March 17, 2010

Ron Paul, Obama, Kooks, Chaos and the Future

It's hard to judge whether Ron Paul is a force within the Republican party, a fringe kook, or both. Like anyone else in politics or otherwise, he has some good qualities and some bad qualities. To be honest, I'm not a big fan of Ron Paul, though he does make some good points. For example, he's big on reducing the national debt. The problem is he's a bit kooky in a Pat-Buchanan-plus sort of way. For example he seems a bit soft on drugs and he's reflexively protectionist on trade. Ironically that latter point makes him most like Pat Buchanan (who was rabidly anti-NAFTA), most unlike traditional economic conservatives and to my way of seeing things, most insecure about America's greatness. Where he fits in on the future of America is a little hard to peg.  But this post isn't really about him.

While Ron Paul espouses conservative principles, one of the fundamental principles of economics (and thus many conservatives) is countries specializing in production of goods and services where they have a competitive advantage. To not do so, represents an opportunity cost. In the absence of distorting rules (for example, no offshore drilling in American coastal waters) the United States certainly has a competitive advantage in many industries and therefore shouldn't be afraid of a little international competition. It should still not only survive, but thrive.

For all his quirks and ability to attract the conspiratorially minded, I do find myself thinking more along the lines of Paul in one respect. While there is no logical imperative to get out of Afghanistan and Iraq with the urgency that he espouses, there is a very salient point to his overall argument about nation building. Focus.

Although Iraq and Afghanistan do represent the front lines in a War on Terror, and should not be abandoned, the cost of being there are worth re-visiting. I've supported the War on Terror since 9/11/01. I supported both wars. I still do.

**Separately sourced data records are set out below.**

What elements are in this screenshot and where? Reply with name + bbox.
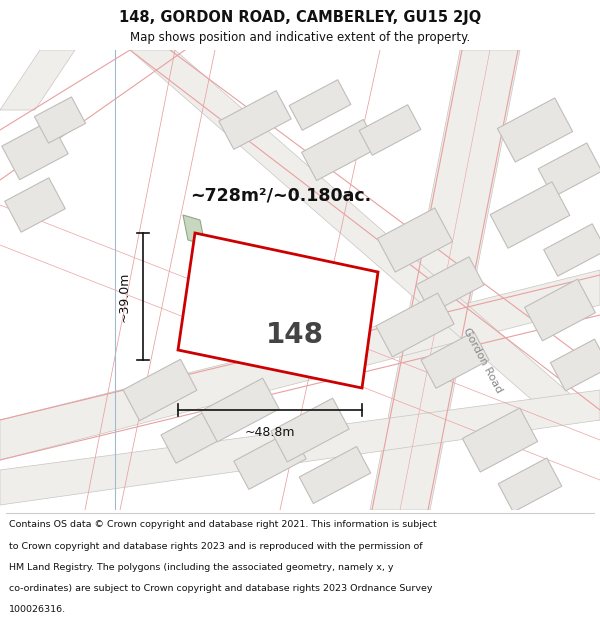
Polygon shape [490, 182, 570, 248]
Polygon shape [219, 91, 291, 149]
Polygon shape [234, 431, 306, 489]
Polygon shape [498, 458, 562, 512]
Polygon shape [0, 390, 600, 505]
Text: ~728m²/~0.180ac.: ~728m²/~0.180ac. [190, 186, 371, 204]
Text: ~48.8m: ~48.8m [245, 426, 295, 439]
Polygon shape [123, 359, 197, 421]
Polygon shape [524, 279, 595, 341]
Polygon shape [538, 143, 600, 197]
Polygon shape [299, 446, 371, 504]
Polygon shape [0, 270, 600, 460]
Text: 100026316.: 100026316. [9, 606, 66, 614]
Text: to Crown copyright and database rights 2023 and is reproduced with the permissio: to Crown copyright and database rights 2… [9, 542, 422, 551]
Polygon shape [550, 339, 600, 391]
Polygon shape [34, 97, 86, 143]
Polygon shape [289, 80, 351, 130]
Polygon shape [376, 293, 454, 357]
Text: ~39.0m: ~39.0m [118, 271, 131, 322]
Polygon shape [183, 215, 205, 245]
Text: co-ordinates) are subject to Crown copyright and database rights 2023 Ordnance S: co-ordinates) are subject to Crown copyr… [9, 584, 433, 593]
Polygon shape [201, 378, 279, 442]
Text: HM Land Registry. The polygons (including the associated geometry, namely x, y: HM Land Registry. The polygons (includin… [9, 563, 394, 572]
Polygon shape [271, 398, 349, 462]
Polygon shape [5, 177, 65, 232]
Polygon shape [302, 119, 379, 181]
Polygon shape [497, 98, 572, 162]
Polygon shape [421, 332, 489, 388]
Polygon shape [130, 50, 600, 420]
Polygon shape [178, 233, 378, 388]
Polygon shape [0, 50, 75, 110]
Polygon shape [2, 121, 68, 179]
Text: Contains OS data © Crown copyright and database right 2021. This information is : Contains OS data © Crown copyright and d… [9, 521, 437, 529]
Polygon shape [463, 408, 538, 472]
Polygon shape [416, 257, 484, 313]
Polygon shape [161, 407, 229, 463]
Text: Map shows position and indicative extent of the property.: Map shows position and indicative extent… [130, 31, 470, 44]
Text: Gordon Road: Gordon Road [461, 326, 505, 394]
Text: 148: 148 [266, 321, 324, 349]
Polygon shape [544, 224, 600, 276]
Polygon shape [370, 50, 520, 510]
Polygon shape [377, 208, 452, 272]
Polygon shape [359, 105, 421, 155]
Text: 148, GORDON ROAD, CAMBERLEY, GU15 2JQ: 148, GORDON ROAD, CAMBERLEY, GU15 2JQ [119, 10, 481, 25]
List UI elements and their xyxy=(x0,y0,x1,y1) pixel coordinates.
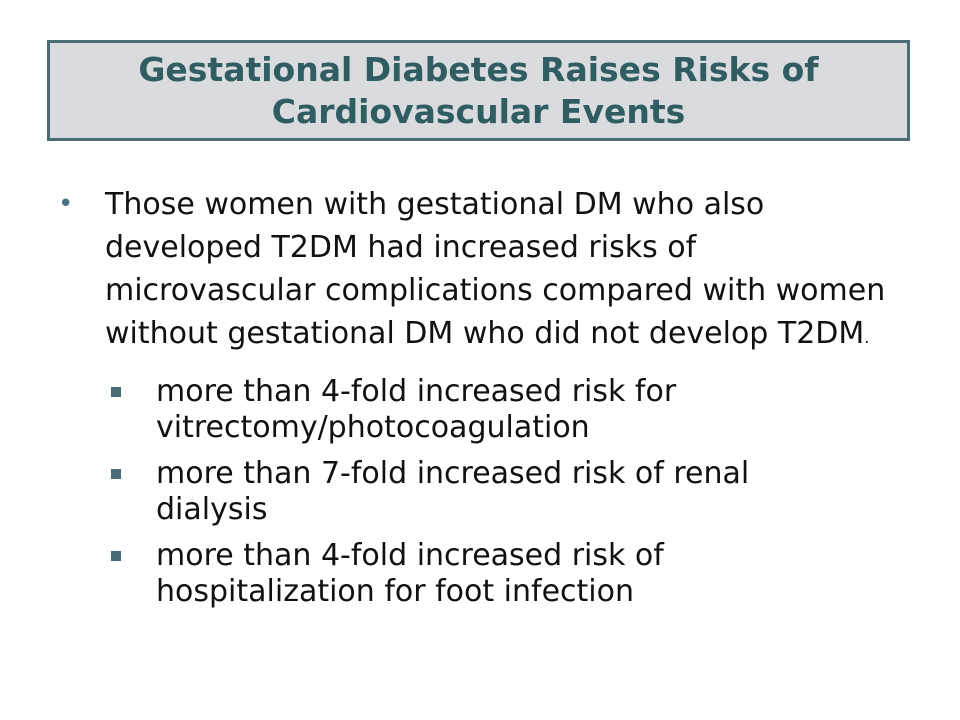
main-bullet-period: . xyxy=(864,328,870,347)
list-item: more than 4-fold increased risk of hospi… xyxy=(111,538,891,610)
list-item: more than 4-fold increased risk for vitr… xyxy=(111,374,891,446)
subpoint-text: more than 4-fold increased risk for vitr… xyxy=(156,374,677,445)
slide-content: • Those women with gestational DM who al… xyxy=(58,183,918,620)
square-bullet-icon xyxy=(111,456,156,492)
subpoint-text: more than 4-fold increased risk of hospi… xyxy=(156,538,664,609)
bullet-dot-icon: • xyxy=(58,189,74,219)
subpoint-text: more than 7-fold increased risk of renal… xyxy=(156,456,750,527)
slide-title: Gestational Diabetes Raises Risks of Car… xyxy=(138,49,819,131)
square-bullet-icon xyxy=(111,374,156,410)
main-bullet: • Those women with gestational DM who al… xyxy=(58,183,918,359)
title-banner: Gestational Diabetes Raises Risks of Car… xyxy=(47,40,910,141)
list-item: more than 7-fold increased risk of renal… xyxy=(111,456,891,528)
main-bullet-text: Those women with gestational DM who also… xyxy=(105,183,905,359)
square-bullet-icon xyxy=(111,538,156,574)
subpoint-list: more than 4-fold increased risk for vitr… xyxy=(111,374,891,610)
main-bullet-body: Those women with gestational DM who also… xyxy=(105,187,886,351)
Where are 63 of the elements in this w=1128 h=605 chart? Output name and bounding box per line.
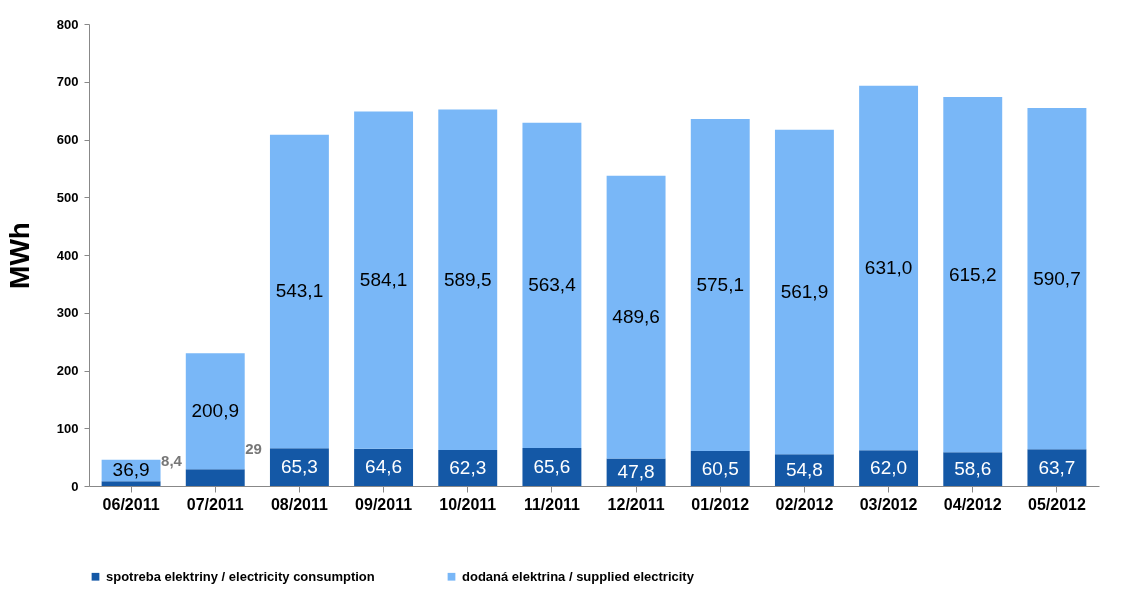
data-label: 200,9 (191, 400, 240, 422)
x-tick-label: 10/2011 (439, 495, 497, 513)
y-tick-label: 400 (56, 247, 79, 263)
bar (438, 109, 498, 451)
data-label: 65,6 (533, 456, 571, 478)
y-tick-label: 600 (56, 132, 79, 147)
bar (774, 129, 834, 455)
x-tick-label: 08/2011 (270, 495, 328, 513)
bar (354, 111, 414, 449)
data-label: 8,4 (161, 452, 183, 470)
bar (690, 118, 750, 452)
bar (101, 481, 161, 486)
y-tick-label: 0 (71, 478, 79, 494)
data-label: 584,1 (359, 269, 408, 291)
data-label: 60,5 (701, 457, 739, 479)
data-label: 631,0 (864, 256, 913, 278)
data-label: 575,1 (696, 274, 745, 295)
x-tick-label: 05/2012 (1027, 495, 1086, 513)
y-tick-label: 300 (56, 305, 79, 321)
bar (943, 96, 1003, 453)
data-label: 615,2 (948, 263, 997, 285)
y-tick-label: 800 (56, 16, 79, 32)
y-tick-label: 500 (56, 189, 79, 205)
x-tick-label: 07/2011 (186, 495, 244, 513)
y-axis-title: MWh (3, 222, 35, 289)
x-tick-label: 02/2012 (775, 495, 834, 513)
data-label: 489,6 (612, 306, 660, 328)
data-label: 589,5 (443, 268, 492, 290)
data-label: 62,0 (870, 457, 908, 479)
data-label: 561,9 (780, 281, 829, 303)
bar (185, 353, 245, 470)
data-label: 58,6 (954, 458, 992, 480)
bar (1027, 449, 1087, 486)
legend-label: dodaná elektrina / supplied electricity (462, 568, 695, 584)
x-tick-label: 12/2011 (607, 495, 665, 513)
bar (522, 122, 582, 449)
x-tick-label: 03/2012 (859, 495, 918, 513)
y-tick-label: 200 (56, 363, 79, 378)
legend-label: spotreba elektriny / electricity consumption (106, 568, 375, 584)
data-label: 36,9 (112, 459, 150, 481)
data-label: 47,8 (617, 461, 655, 483)
data-label: 65,3 (280, 456, 318, 478)
data-label: 29 (245, 440, 262, 458)
data-label: 543,1 (275, 280, 324, 302)
data-label: 62,3 (449, 457, 487, 479)
data-label: 590,7 (1033, 267, 1081, 289)
x-tick-label: 11/2011 (523, 495, 581, 513)
bar (1027, 108, 1087, 450)
bar (859, 85, 919, 451)
x-tick-label: 06/2011 (102, 495, 160, 513)
bar (269, 134, 329, 449)
data-label: 54,8 (785, 459, 823, 481)
x-tick-label: 04/2012 (943, 495, 1002, 513)
bar (185, 469, 245, 486)
y-tick-label: 100 (56, 420, 79, 436)
y-tick-label: 700 (56, 74, 79, 90)
data-label: 563,4 (528, 274, 577, 296)
x-tick-label: 01/2012 (691, 495, 750, 513)
bar (606, 175, 666, 459)
data-label: 64,6 (365, 456, 403, 478)
bar (269, 448, 329, 486)
x-tick-label: 09/2011 (355, 495, 413, 513)
data-label: 63,7 (1038, 456, 1076, 478)
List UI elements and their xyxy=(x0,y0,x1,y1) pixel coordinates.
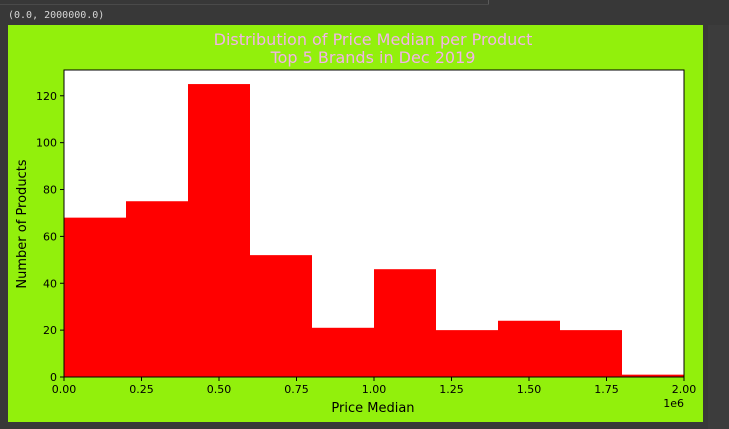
y-axis: 0 20 40 60 80 100 120 xyxy=(36,90,64,384)
y-tick-label: 20 xyxy=(43,324,57,337)
histogram-bar xyxy=(498,320,560,377)
x-tick-label: 0.50 xyxy=(207,383,232,396)
x-tick-label: 0.25 xyxy=(129,383,154,396)
histogram-bar xyxy=(188,84,250,377)
y-tick-label: 80 xyxy=(43,184,57,197)
bars-group xyxy=(64,84,684,377)
x-tick-label: 1.25 xyxy=(439,383,464,396)
x-tick-label: 0.75 xyxy=(284,383,309,396)
y-tick-label: 100 xyxy=(36,137,57,150)
y-axis-label: Number of Products xyxy=(15,159,30,288)
chart-subtitle: Top 5 Brands in Dec 2019 xyxy=(270,48,476,67)
x-tick-label: 1.75 xyxy=(594,383,619,396)
histogram-bar xyxy=(250,255,312,377)
histogram-bar xyxy=(64,217,126,377)
top-divider-tick xyxy=(488,0,489,4)
chart-title: Distribution of Price Median per Product xyxy=(214,30,533,49)
x-tick-label: 0.00 xyxy=(52,383,77,396)
histogram-bar xyxy=(560,330,622,377)
x-tick-label: 1.00 xyxy=(362,383,387,396)
histogram-bar xyxy=(622,374,684,377)
histogram-bar xyxy=(374,269,436,377)
histogram-bar xyxy=(126,201,188,377)
histogram-bar xyxy=(436,330,498,377)
x-tick-label: 1.50 xyxy=(517,383,542,396)
y-tick-label: 60 xyxy=(43,230,57,243)
x-offset-label: 1e6 xyxy=(663,397,684,410)
top-divider xyxy=(0,0,489,5)
y-tick-label: 120 xyxy=(36,90,57,103)
x-tick-label: 2.00 xyxy=(672,383,697,396)
x-axis-label: Price Median xyxy=(331,401,414,416)
y-tick-label: 0 xyxy=(50,371,57,384)
scrollbar[interactable] xyxy=(708,25,729,429)
y-tick-label: 40 xyxy=(43,277,57,290)
histogram-bar xyxy=(312,327,374,377)
x-axis: 0.00 0.25 0.50 0.75 1.00 1.25 1.50 1.75 2.00 xyxy=(52,377,697,396)
cell-output-text: (0.0, 2000000.0) xyxy=(8,10,105,21)
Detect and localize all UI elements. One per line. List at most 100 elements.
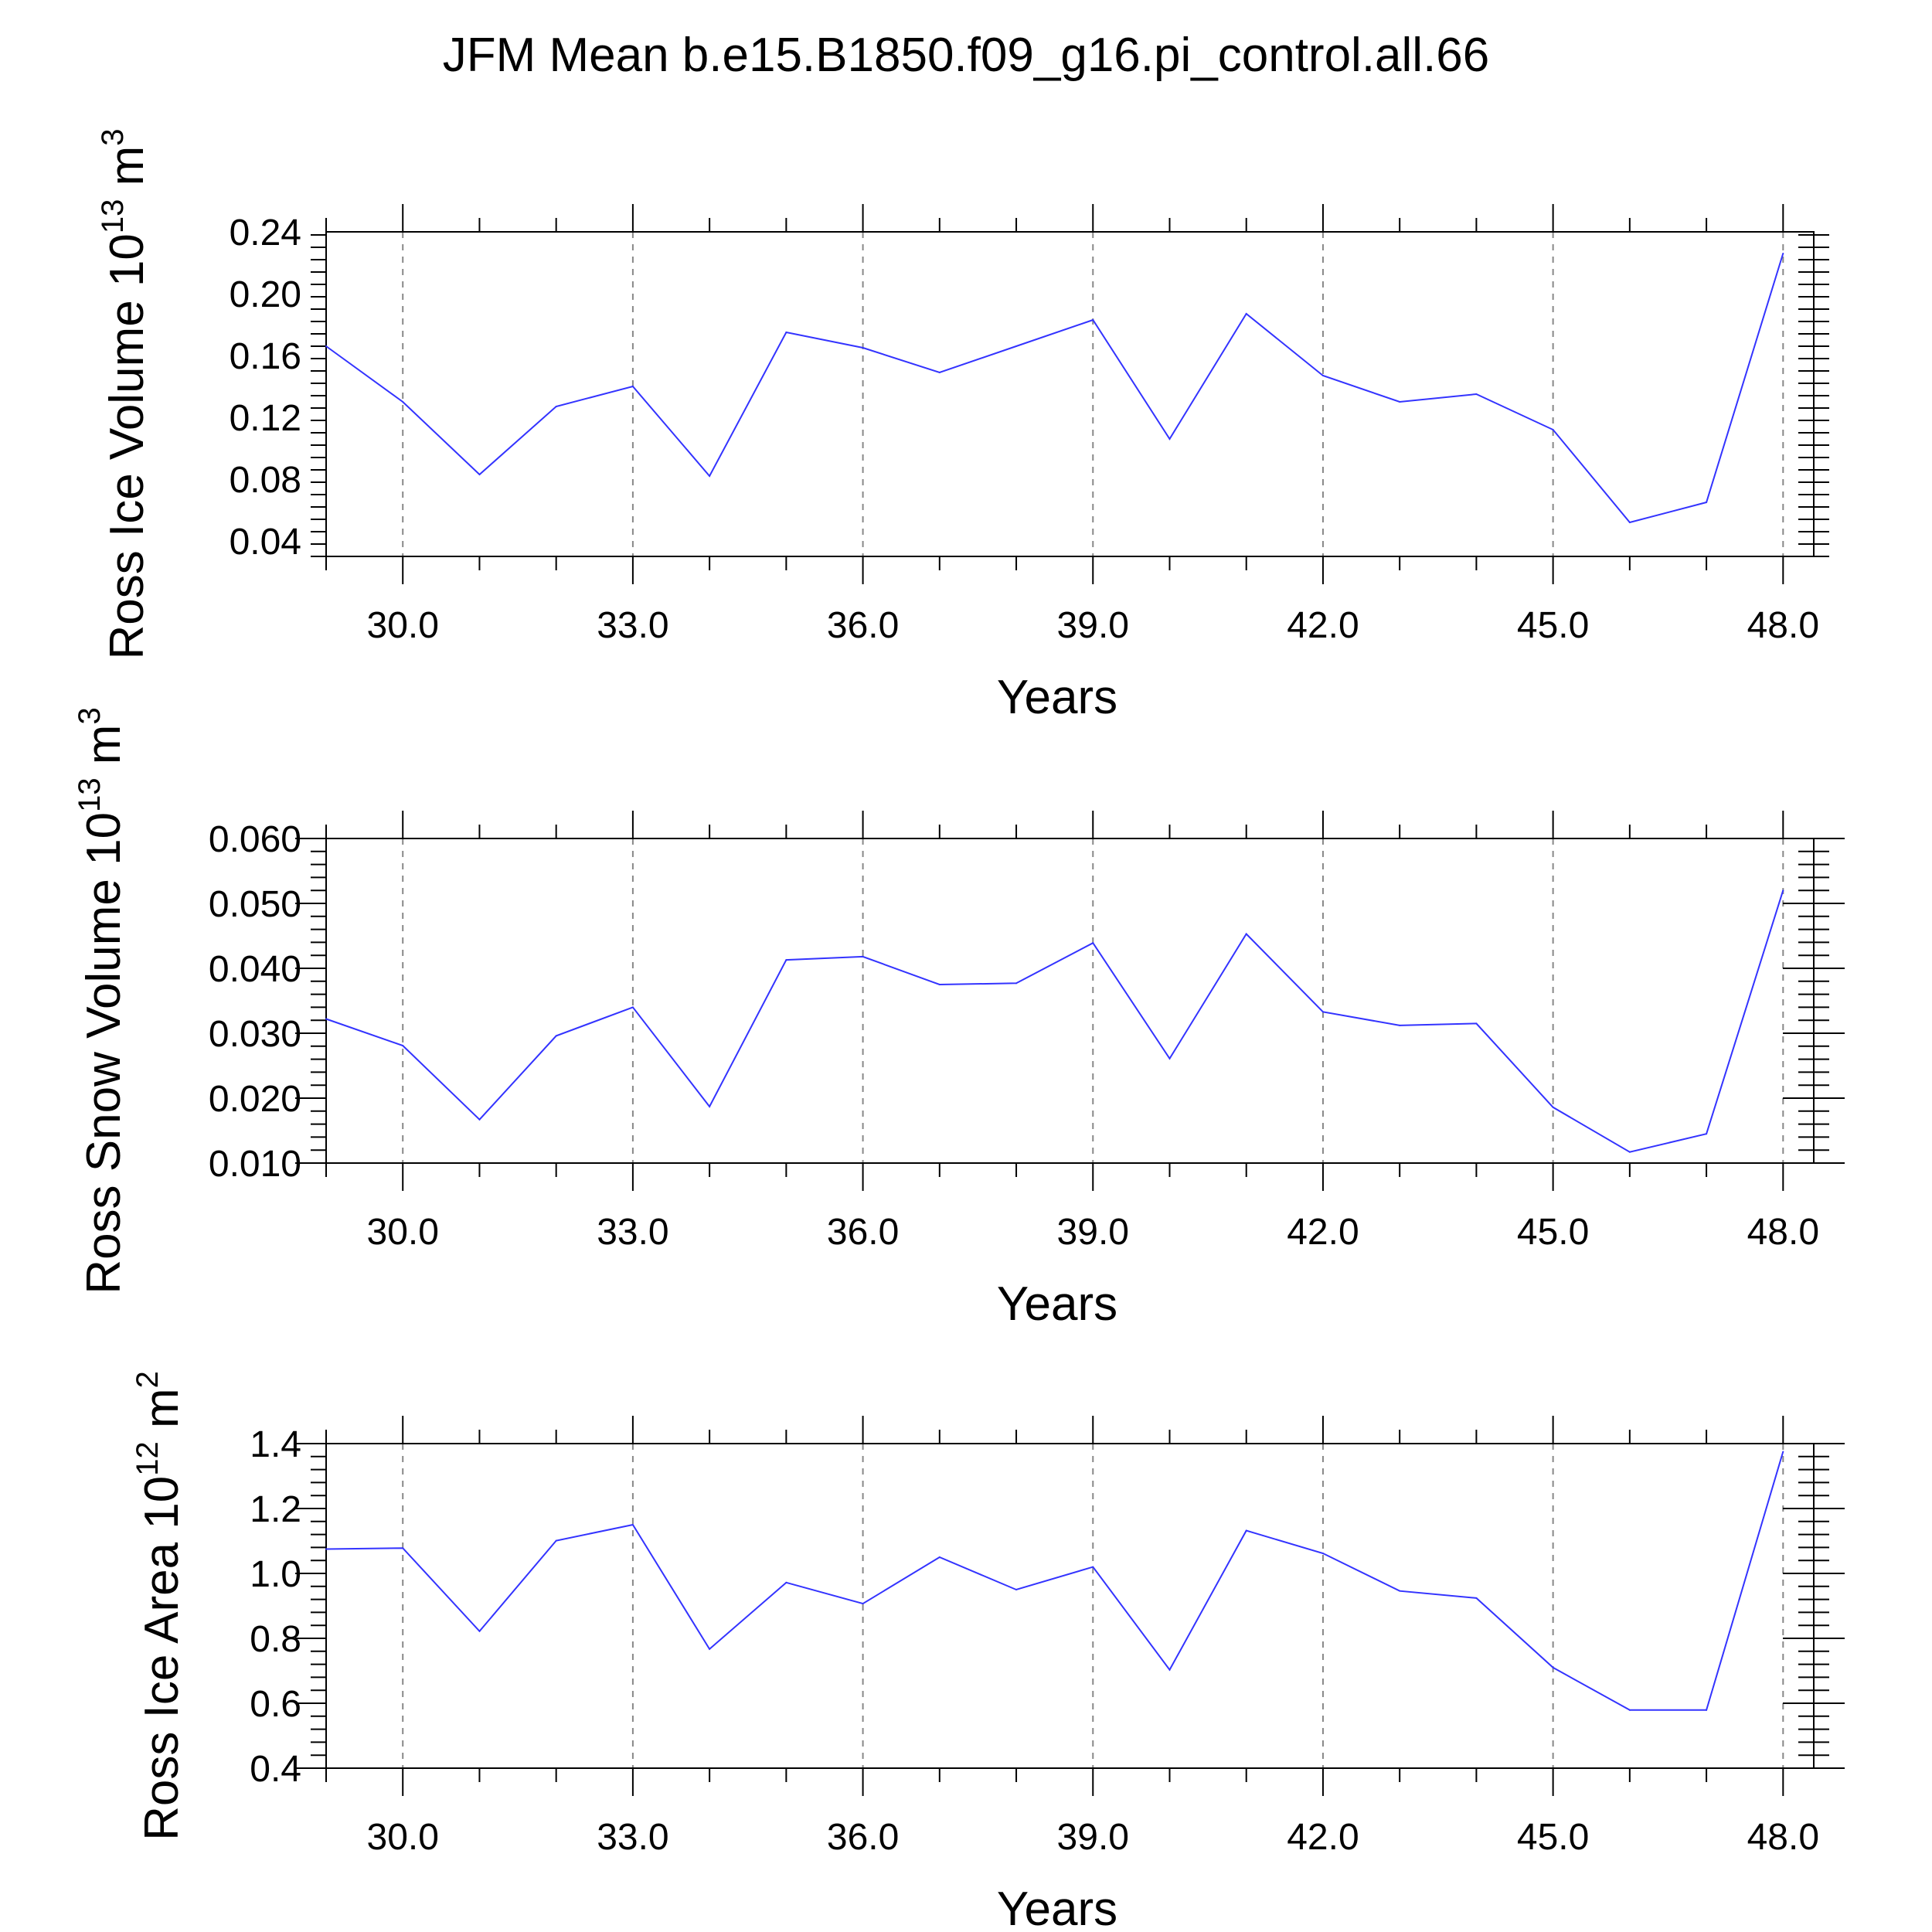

But there are the obvious costs and not just in terms of lives and money. One of those costs is focus.  From the perspective of preserving America, there's a much more important fight at home that needs to be waged. The most imposing threat to the future of the country comes from within. The creeping advance of socializing so many parts of the American economy looms over the future like a specter (not Arlen). And this is not just specific to the Obama era. This dates all the way back to the New Deal and the Great Society. Medicare, Medicaid and Social Security all represent future economic catastrophe. What makes Obama's health care play so dramatic is his fierce urgency of now approach to everything. It brings to the forefront not only the problems with his own agenda, but the problems with the same agenda that has crept along for decades slowly, quietly draining the life out of the country instead of doing so with the reckless abandon of the President today.

The real enemy is within. What is needed is focus. The challenge for America, or any nation for that matter is to be the best nation you can be. Perhaps that's a bit idealized but - if the US focused on the US, would China be such a potential threat? That's where Ron Paul gets it right; the focus has to be on improving the underpinnings of American greatness - the economy, innovation and liberty, which allows the other two. The focus should be on America rather than other nations. But only the primary focus.

You cannot take your eyes off the ball on North Korea, Iran, China or any other potential threat. But these threats are secondary to a potential national bankruptcy. They may require primary focus in the future but that would be easier to do as a financially solvent nation. They may require primacy now too, but increasingly, and increasingly quickly, America is putting itself in a position to be financially unable to give them the attention they deserve. Blame Obama for that.

But you can thank him too. He has inadvertently opened many eyes to the dangers of the state, and the state unchecked. He has for many, provided laser-like focus on the national debt issue. If you were willing to bite your tongue on the Bush bailouts, you probably won't be inclined to do so any more, regardless of which party is in power. And that is very a good thing.